Previously (and somewhat unrealistically) Regulation 11/2017 required natural gas contractors to ensure the sufficiency of natural gas supply for 20 years (being the standard term of Indonesian PPAs). However, Regulation 45/2017 has clarified that natural gas contractors must now only ensure the sufficiency of natural gas supply based on the estimated condition and reserve of the relevant natural gas field. Further, if the natural gas contractor obtains an extension to its production sharing contract, then the contractor must also extend its gas supply agreement with PLN or the relevant IPP.

3. The Utilisation of New and Renewable Energy for Electricity Supply

Regulation 50/2017 (which revokes and replaces Regulation 12/2017) contains a generally similar regulatory framework for new and renewable energy power plants to the framework previously set out in Regulation 12/2017. The two key changes introduced by Regulation 50/2017 relate to the appointment process and the electricity pricing mechanism for new and renewable energy power projects.
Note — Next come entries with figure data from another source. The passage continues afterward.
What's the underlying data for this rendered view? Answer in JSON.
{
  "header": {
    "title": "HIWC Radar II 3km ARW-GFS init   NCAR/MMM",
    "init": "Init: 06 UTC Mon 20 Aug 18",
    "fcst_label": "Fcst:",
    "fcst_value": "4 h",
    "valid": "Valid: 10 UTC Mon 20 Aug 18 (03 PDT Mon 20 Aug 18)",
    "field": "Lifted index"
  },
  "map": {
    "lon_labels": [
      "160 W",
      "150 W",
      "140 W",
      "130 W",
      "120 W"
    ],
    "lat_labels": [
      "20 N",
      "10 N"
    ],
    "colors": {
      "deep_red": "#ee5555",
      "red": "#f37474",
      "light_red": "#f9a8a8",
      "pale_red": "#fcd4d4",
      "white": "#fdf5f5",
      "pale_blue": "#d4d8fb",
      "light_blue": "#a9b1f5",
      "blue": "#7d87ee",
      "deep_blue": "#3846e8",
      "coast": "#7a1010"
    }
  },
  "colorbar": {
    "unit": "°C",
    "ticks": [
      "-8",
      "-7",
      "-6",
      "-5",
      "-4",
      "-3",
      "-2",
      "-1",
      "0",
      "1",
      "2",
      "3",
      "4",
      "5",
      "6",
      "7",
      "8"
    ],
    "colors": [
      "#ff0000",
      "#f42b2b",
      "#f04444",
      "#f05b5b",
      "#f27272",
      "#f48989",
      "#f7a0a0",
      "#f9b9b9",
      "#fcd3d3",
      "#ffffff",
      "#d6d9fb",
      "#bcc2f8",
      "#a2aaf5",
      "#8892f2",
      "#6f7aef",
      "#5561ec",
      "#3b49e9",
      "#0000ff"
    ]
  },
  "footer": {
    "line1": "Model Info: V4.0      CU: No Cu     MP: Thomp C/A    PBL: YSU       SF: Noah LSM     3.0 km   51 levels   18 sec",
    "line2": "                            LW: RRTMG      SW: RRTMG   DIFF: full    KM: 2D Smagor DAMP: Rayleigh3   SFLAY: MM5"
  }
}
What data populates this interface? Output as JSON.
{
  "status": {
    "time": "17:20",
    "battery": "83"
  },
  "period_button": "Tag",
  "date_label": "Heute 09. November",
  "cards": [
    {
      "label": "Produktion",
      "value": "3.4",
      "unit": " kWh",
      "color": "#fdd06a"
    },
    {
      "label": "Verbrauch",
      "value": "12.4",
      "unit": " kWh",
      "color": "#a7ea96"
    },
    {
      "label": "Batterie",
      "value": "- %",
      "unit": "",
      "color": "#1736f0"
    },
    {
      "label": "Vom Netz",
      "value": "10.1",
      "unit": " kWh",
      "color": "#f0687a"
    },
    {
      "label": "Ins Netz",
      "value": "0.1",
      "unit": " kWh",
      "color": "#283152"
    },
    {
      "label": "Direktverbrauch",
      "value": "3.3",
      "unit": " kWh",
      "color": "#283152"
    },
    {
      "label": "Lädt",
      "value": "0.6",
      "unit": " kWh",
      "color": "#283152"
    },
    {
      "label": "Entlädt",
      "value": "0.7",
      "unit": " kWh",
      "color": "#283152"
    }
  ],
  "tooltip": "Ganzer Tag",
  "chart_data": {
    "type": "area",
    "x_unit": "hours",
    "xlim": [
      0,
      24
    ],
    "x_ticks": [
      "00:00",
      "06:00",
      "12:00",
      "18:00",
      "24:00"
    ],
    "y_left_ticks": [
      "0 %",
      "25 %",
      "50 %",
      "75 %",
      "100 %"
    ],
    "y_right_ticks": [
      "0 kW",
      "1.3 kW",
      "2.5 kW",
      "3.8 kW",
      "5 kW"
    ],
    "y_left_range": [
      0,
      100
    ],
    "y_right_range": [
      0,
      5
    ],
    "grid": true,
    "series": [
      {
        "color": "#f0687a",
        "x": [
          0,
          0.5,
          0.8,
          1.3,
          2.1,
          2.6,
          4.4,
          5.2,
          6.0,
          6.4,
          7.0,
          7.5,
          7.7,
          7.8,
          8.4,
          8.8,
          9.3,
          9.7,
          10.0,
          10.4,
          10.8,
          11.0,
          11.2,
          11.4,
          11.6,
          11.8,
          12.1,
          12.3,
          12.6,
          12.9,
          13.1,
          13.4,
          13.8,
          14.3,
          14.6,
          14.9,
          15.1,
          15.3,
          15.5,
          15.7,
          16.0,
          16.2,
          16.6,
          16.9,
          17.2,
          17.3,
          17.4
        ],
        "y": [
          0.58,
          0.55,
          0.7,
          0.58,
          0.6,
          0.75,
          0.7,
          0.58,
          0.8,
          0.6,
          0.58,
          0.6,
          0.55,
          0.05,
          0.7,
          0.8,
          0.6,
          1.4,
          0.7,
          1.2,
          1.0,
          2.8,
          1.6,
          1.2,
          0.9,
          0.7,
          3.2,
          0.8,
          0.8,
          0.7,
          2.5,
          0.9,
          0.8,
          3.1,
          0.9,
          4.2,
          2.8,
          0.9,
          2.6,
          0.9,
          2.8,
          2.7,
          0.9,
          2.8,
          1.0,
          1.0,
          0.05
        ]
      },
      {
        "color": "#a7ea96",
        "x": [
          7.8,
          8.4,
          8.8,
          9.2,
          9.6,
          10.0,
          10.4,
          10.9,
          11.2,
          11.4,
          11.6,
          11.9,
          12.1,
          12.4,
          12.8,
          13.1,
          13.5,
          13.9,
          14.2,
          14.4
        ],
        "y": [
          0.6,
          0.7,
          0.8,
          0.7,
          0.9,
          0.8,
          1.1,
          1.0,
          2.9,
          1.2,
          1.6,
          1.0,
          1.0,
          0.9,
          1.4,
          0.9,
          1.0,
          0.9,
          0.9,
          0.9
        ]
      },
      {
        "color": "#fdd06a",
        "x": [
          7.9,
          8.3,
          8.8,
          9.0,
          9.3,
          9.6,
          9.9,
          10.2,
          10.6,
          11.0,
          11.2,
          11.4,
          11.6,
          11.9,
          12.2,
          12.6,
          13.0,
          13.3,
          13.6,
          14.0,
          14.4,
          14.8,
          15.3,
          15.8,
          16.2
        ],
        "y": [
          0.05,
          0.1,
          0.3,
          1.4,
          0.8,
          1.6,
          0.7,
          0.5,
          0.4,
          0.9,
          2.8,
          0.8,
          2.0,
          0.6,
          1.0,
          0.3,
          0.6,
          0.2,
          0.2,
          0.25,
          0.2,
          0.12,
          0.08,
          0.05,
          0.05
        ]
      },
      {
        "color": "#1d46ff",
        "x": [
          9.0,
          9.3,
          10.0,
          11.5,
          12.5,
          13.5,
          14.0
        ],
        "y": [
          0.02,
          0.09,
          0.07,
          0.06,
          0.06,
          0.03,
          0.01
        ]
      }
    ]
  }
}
The new appointment processes for new and renewable energy power projects under Regulation 50/2017 are direct selection or direct selection with a capacity quota (which replaces the auction and reference price processes included in Regulation 12/2017). Pursuant to Regulation 50/2017, PLN is required to arrange and publish technical guideline(s) on the implementation of such direct selection process as well as publish a new standard PPA, to expedite the process for the purchase of electricity based on the revised regulatory framework.

In relation to electricity pricing, one of the main criticisms of Regulation 12/2017 was that new and renewable energy projects in certain local grids (particularly in Java and certain parts of Sumatera) were being required to directly compete with numerous local low-price coal fired power plants, effectively making such new and renewable energy projects economically unfeasible. However, the new pricing mechanism for new and renewable energy power projects under Regulation 50/2017 is that in circumstances where the PLN electricity supply cost is equal to or lower than the average national PLN electricity supply cost (BPP), the sale price for the electricity purchased by PLN from relevant IPP shall be based on mutual agreement. While uncertainty remains in relation to how this pricing mechanism will be implemented in practice, in general, this amendment should be a welcome relief to new and renewable energy sector.

The details of these changes are set out in the table below (which, for the first time, now also includes sea water movement and temperature energy):

Click here to view the table. 

It should also be noted that Regulation 50/2017 no longer uses the term “benchmark price” for the electricity price – instead, Regulation 50/2017 uses the term “sale price”. We understand that the term “benchmark price” was used by MEMR for accelerating the procurement process for the purchase of electricity by PLN from an IPP (whereby PLN and IPP would not be required to obtain MEMR approval for an electricity price which is based on the “benchmark price”). However, as Regulation 50/2017 now refers to “sale price” (instead of the “benchmark price”), all electricity sales for new and renewable power plant projects must now obtain an electricity price approval from MEMR.

In addition, Regulation 50/2017 now provides that all new and renewable energy projects (not just hydro and geothermal projects), other than waste power projects, must be awarded on a BOOT basis. This is broadly consistent with the regulatory regime set out in Regulation 10/2017 (as amended).